Challenge for journalists and educators
There's this debate in journalism classrooms: How much time do you spend training students on software and how much time do you spend teaching about the actual thought process and skill of being a journalist. In the industry, the challenge is how can you afford the tech know-how without finding journalists who already know the software. Honestly, I think it's a mess.
Some of my students really get the software and they're going to snag AMAZING jobs. But the average student shouldn't be expected to understand the nitty gritty of CSS and Action Script 2.0 and 3.0. I think most students should understand what technology can do. If they understand the potential, then they can team up with someone who knows the tech side of things and communicate his or her need. Even better... If I show them the basics, they they can take the initiative to learn more outside of class.

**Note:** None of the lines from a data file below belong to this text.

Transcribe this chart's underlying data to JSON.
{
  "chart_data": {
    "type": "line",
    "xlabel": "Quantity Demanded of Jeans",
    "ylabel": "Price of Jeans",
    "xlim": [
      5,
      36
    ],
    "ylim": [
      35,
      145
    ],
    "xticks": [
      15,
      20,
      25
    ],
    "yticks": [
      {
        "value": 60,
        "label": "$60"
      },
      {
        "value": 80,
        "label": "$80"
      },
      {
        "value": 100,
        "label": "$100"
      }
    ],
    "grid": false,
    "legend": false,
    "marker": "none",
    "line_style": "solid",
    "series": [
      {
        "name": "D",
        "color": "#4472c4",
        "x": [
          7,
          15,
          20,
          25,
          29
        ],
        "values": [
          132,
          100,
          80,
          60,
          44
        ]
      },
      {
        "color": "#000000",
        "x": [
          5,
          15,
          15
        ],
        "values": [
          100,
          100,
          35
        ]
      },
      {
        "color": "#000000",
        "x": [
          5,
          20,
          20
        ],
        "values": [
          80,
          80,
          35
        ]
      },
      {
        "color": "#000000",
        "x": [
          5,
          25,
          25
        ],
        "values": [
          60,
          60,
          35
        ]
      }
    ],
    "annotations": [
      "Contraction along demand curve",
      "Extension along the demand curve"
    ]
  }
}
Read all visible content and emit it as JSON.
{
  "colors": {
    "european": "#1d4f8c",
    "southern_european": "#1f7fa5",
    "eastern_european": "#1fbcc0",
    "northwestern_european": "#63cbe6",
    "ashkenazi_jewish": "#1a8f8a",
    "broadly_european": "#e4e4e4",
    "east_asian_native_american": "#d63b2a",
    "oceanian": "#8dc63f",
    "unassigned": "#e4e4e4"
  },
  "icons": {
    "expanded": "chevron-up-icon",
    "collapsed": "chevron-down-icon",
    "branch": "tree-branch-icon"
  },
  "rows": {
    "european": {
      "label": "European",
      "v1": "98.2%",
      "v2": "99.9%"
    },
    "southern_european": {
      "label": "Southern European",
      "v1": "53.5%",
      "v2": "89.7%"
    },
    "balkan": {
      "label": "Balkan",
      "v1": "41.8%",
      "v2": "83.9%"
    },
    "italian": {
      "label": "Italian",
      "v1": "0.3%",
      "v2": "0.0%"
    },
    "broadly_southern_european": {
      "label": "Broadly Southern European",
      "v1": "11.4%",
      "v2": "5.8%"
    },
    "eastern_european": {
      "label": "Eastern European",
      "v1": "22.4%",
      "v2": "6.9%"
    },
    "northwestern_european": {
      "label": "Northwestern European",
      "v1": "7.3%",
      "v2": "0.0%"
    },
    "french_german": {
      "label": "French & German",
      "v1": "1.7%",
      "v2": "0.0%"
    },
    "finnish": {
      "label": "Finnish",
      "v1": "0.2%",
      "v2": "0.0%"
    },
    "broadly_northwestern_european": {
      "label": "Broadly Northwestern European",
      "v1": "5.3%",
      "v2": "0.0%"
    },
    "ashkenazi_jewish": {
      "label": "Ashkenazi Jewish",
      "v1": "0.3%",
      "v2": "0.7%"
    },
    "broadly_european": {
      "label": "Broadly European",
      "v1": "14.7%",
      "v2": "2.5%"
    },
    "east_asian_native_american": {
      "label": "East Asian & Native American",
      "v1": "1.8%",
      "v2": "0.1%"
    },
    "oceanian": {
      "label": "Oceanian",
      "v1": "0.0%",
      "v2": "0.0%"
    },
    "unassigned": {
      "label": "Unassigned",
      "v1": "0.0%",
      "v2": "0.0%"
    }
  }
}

Right now, I teach the basics of Flash to my students so they understand its potential. If I understood Flex and had a basic understanding of that, I'd do the same with it. I think students who can think on a multi-layer, interactive level can think about delivering news differently. Once you know how to deliver news differently, you start to realize that life doesn't have to be linear anymore. There are new ways to present, explain and share. Until now, journalism had a starting and ending point. Now it can be up to the online user to decide what they want to learn. They can stay as long or as short as they'd like. They can come back and learn more if they want. They can choose to ignore all of it or expand their research beyond what one website has to offer.
It's a new world. Not everyone is going to take advantage of it all. I hope I can at least offer the gift of understanding what's out there to my students.